The fire inside every grieving family cannot be extinguished by administrative restrictions. It can only be addressed through visible, uncompromising justice.
The time for “forget and forgive” has long passed. After years of ethnic violence that has claimed hundreds of lives, displaced thousands, and destroyed properties on both sides, continued one-sided restraint only emboldens perpetrators.
Every fresh attack on civilians derails whatever peace talks or confidence-building measures may be underway. Each incident deepens the cycle of mistrust and revenge. Manipur cannot afford another decade of managed conflict.
The state needs a clear message: those who destroy peace will face real, swift, and proportionate consequences.
Chief Minister Khemchand Singh must not consider resignation on moral grounds, no matter how intense the public pressure or political criticism becomes. Resignation at this juncture would be an escape from duty, not a demonstration of ethics.
The greater moral imperative is to shoulder responsibility and act with the resolve of a commander leading from the front. Like a brave general in the face of adversity, he must direct security forces to go into the hills, hunt down the perpetrators of the Tronglaobi attack and similar incidents, and ensure they are punished.
This is not a call for indiscriminate action or revenge. It is a demand for the rule of law to be enforced without fear or favour. Coordinated operations should be intensified.
Any militant group or individual found involved in targeting civilians must be treated as enemies of peace.The people of Manipur, particularly in the valley, have repeatedly shown they stand ready to support strong and decisive leadership. What they seek now is not another round of political statements or all-party meetings that yield little on the ground.
They want tangible results, to capture or elimination of those firing RPGs at sleeping children, the dismantling of terror infrastructure in the hills, and the restoration of a sense of security for ordinary families.
Shutting down Internet in the valley alone or imposing curfews might buy temporary calm, but it cannot suppress the collective demand for justice.
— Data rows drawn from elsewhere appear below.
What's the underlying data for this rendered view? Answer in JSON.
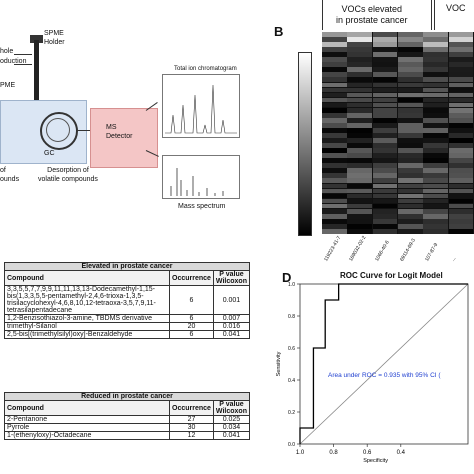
{
  "panel_a": {
    "labels": {
      "hole": "hole",
      "oduction": "oduction",
      "spme_left": "PME",
      "holder": "SPME\nHolder",
      "gc": "GC",
      "ms": "MS\nDetector",
      "desorption": "Desorption of\nvolatile compounds",
      "of": "of",
      "ounds": "ounds",
      "tic": "Total ion chromatogram",
      "mass_spectrum": "Mass spectrum"
    }
  },
  "panel_b": {
    "letter": "B",
    "group1_label": "VOCs elevated\nin prostate cancer",
    "group2_label": "VOC",
    "x_labels": [
      "119223-41-7",
      "169032-02-2",
      "1066-40-6",
      "69114-69-3",
      "107-87-9",
      "..."
    ]
  },
  "table_elevated": {
    "title": "Elevated in prostate cancer",
    "columns": [
      "Compound",
      "Occurrence",
      "P value\nWilcoxon"
    ],
    "rows": [
      {
        "compound": "3,3,5,5,7,7,9,9,11,11,13,13-Dodecamethyl-1,15-bis(1,3,3,5,5-pentamethyl-2,4,6-trioxa-1,3,5-trisilacyclohexyl-4,6,8,10,12-tetraoxa-3,5,7,9,11-tetrasilapentadecane",
        "occurrence": "6",
        "p": "0.001"
      },
      {
        "compound": "1,2-Benzisothiazol-3-amine, TBDMS derivative",
        "occurrence": "6",
        "p": "0.007"
      },
      {
        "compound": "trimethyl-Silanol",
        "occurrence": "20",
        "p": "0.016"
      },
      {
        "compound": "2,5-bis[(trimethylsilyl)oxy]-Benzaldehyde",
        "occurrence": "6",
        "p": "0.041"
      }
    ]
  },
  "table_reduced": {
    "title": "Reduced in prostate cancer",
    "columns": [
      "Compound",
      "Occurrence",
      "P value\nWilcoxon"
    ],
    "rows": [
      {
        "compound": "2-Pentanone",
        "occurrence": "27",
        "p": "0.025"
      },
      {
        "compound": "Pyrrole",
        "occurrence": "30",
        "p": "0.034"
      },
      {
        "compound": "1-(ethenyloxy)-Octadecane",
        "occurrence": "12",
        "p": "0.041"
      }
    ]
  },
  "panel_d": {
    "letter": "D",
    "chart_data": {
      "type": "line",
      "title": "ROC Curve for Logit Model",
      "xlabel": "Specificity",
      "ylabel": "Sensitivity",
      "x_reversed": true,
      "xlim": [
        1.0,
        0.0
      ],
      "ylim": [
        0.0,
        1.0
      ],
      "x_ticks": [
        "1.0",
        "0.8",
        "0.6",
        "0.4"
      ],
      "y_ticks": [
        "0.0",
        "0.2",
        "0.4",
        "0.6",
        "0.8",
        "1.0"
      ],
      "series": [
        {
          "values": [
            {
              "x": 1.0,
              "y": 0.0
            },
            {
              "x": 1.0,
              "y": 0.1
            },
            {
              "x": 0.92,
              "y": 0.1
            },
            {
              "x": 0.92,
              "y": 0.6
            },
            {
              "x": 0.85,
              "y": 0.6
            },
            {
              "x": 0.85,
              "y": 0.8
            },
            {
              "x": 0.85,
              "y": 0.9
            },
            {
              "x": 0.77,
              "y": 0.9
            },
            {
              "x": 0.77,
              "y": 1.0
            },
            {
              "x": 0.0,
              "y": 1.0
            }
          ]
        }
      ],
      "reference_line": true,
      "annotation": "Area under ROC = 0.935 with 95% CI (",
      "annotation_color": "#1f3fd0"
    }
  }
}
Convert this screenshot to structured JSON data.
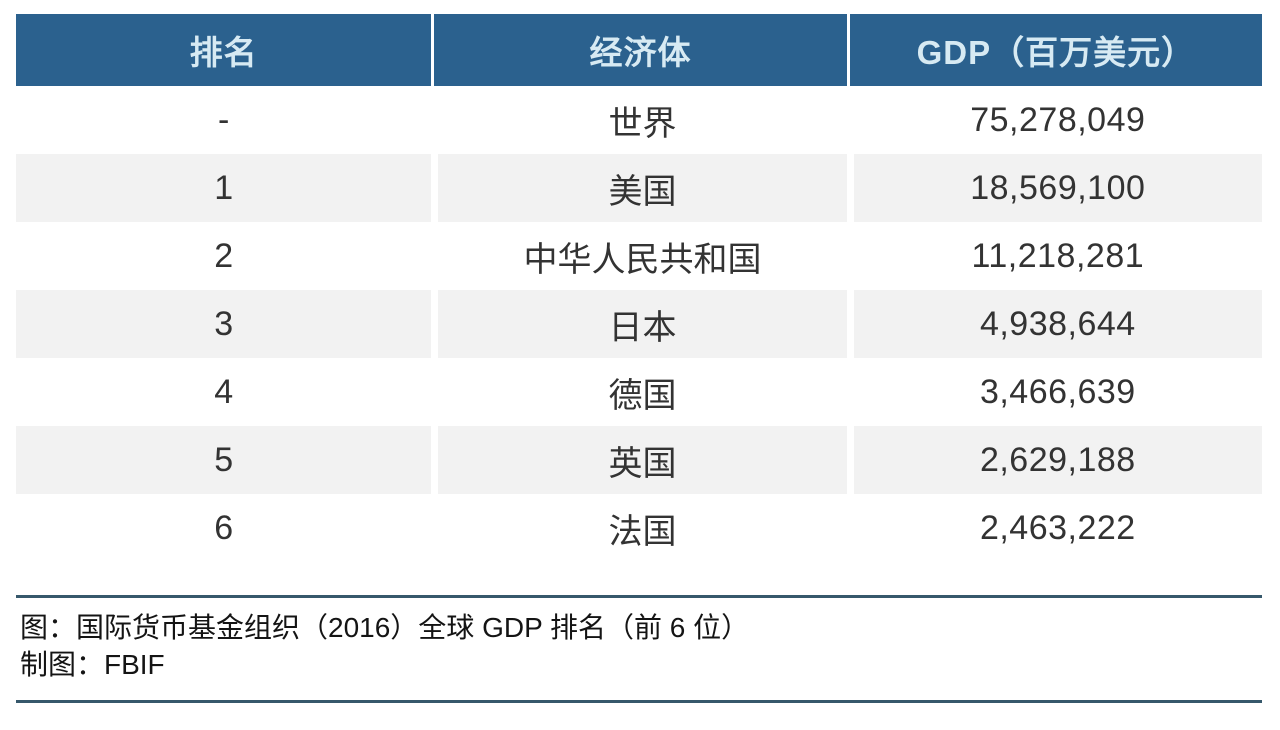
{
  "colors": {
    "header_bg": "#2B618E",
    "header_text": "#D7EAF3",
    "row_alt_bg": "#F2F2F2",
    "body_text": "#333333",
    "separator_line": "#36586B"
  },
  "table": {
    "columns": [
      "排名",
      "经济体",
      "GDP（百万美元）"
    ],
    "rows": [
      {
        "rank": "-",
        "economy": "世界",
        "gdp": "75,278,049"
      },
      {
        "rank": "1",
        "economy": "美国",
        "gdp": "18,569,100"
      },
      {
        "rank": "2",
        "economy": "中华人民共和国",
        "gdp": "11,218,281"
      },
      {
        "rank": "3",
        "economy": "日本",
        "gdp": "4,938,644"
      },
      {
        "rank": "4",
        "economy": "德国",
        "gdp": "3,466,639"
      },
      {
        "rank": "5",
        "economy": "英国",
        "gdp": "2,629,188"
      },
      {
        "rank": "6",
        "economy": "法国",
        "gdp": "2,463,222"
      }
    ]
  },
  "footer": {
    "caption": "图：国际货币基金组织（2016）全球 GDP 排名（前 6 位）",
    "credit": "制图：FBIF"
  },
  "chart_data": {
    "type": "table",
    "title": "国际货币基金组织（2016）全球 GDP 排名（前 6 位）",
    "source": "FBIF",
    "columns": [
      "排名",
      "经济体",
      "GDP（百万美元）"
    ],
    "rows": [
      [
        "-",
        "世界",
        75278049
      ],
      [
        "1",
        "美国",
        18569100
      ],
      [
        "2",
        "中华人民共和国",
        11218281
      ],
      [
        "3",
        "日本",
        4938644
      ],
      [
        "4",
        "德国",
        3466639
      ],
      [
        "5",
        "英国",
        2629188
      ],
      [
        "6",
        "法国",
        2463222
      ]
    ]
  }
}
Every parent who puts their child to bed tonight wonders if the hills will remain silent or rain death again.
Every citizen feels the frustration of watching perpetrators escape accountability while the state appears reactive rather than proactive.
Chief Minister, the mantle of leadership you accepted in February carries heavy responsibilities. You pledged peace and development for all communities. That pledge can only be honoured if peace is backed by enforceable power. Demonstrating strength now is not warmongering; it is the only realistic path to eventual reconciliation.
Without deterring those who derail initiatives through violence, no dialogue can succeed. Therefore, punish those responsible for the attacks. Show the state’s iron will to protect its citizens. Restore faith that destroyers of peace will not go unpunished.
The common citizens stand with leadership that chooses duty over despair. They are prepared to back firm measures that prioritise justice and long-term stability. This is not the moment to step back or seek moral high ground through resignation.
It is the moment to lead courageously, coordinate effectively with the Centre, and deliver results on the ground. Only such decisive steps can pave the way for a future where every child sleeps safely, where peace initiatives carry real weight, and where Manipur moves beyond cycles of violence toward genuine healing and progress.
The people are watching. They expect their Chief Minister to act like the strong leader the times demand.Manipur demands justice today. Act now — hunt, punish, and secure the peace that has so far remained elusive.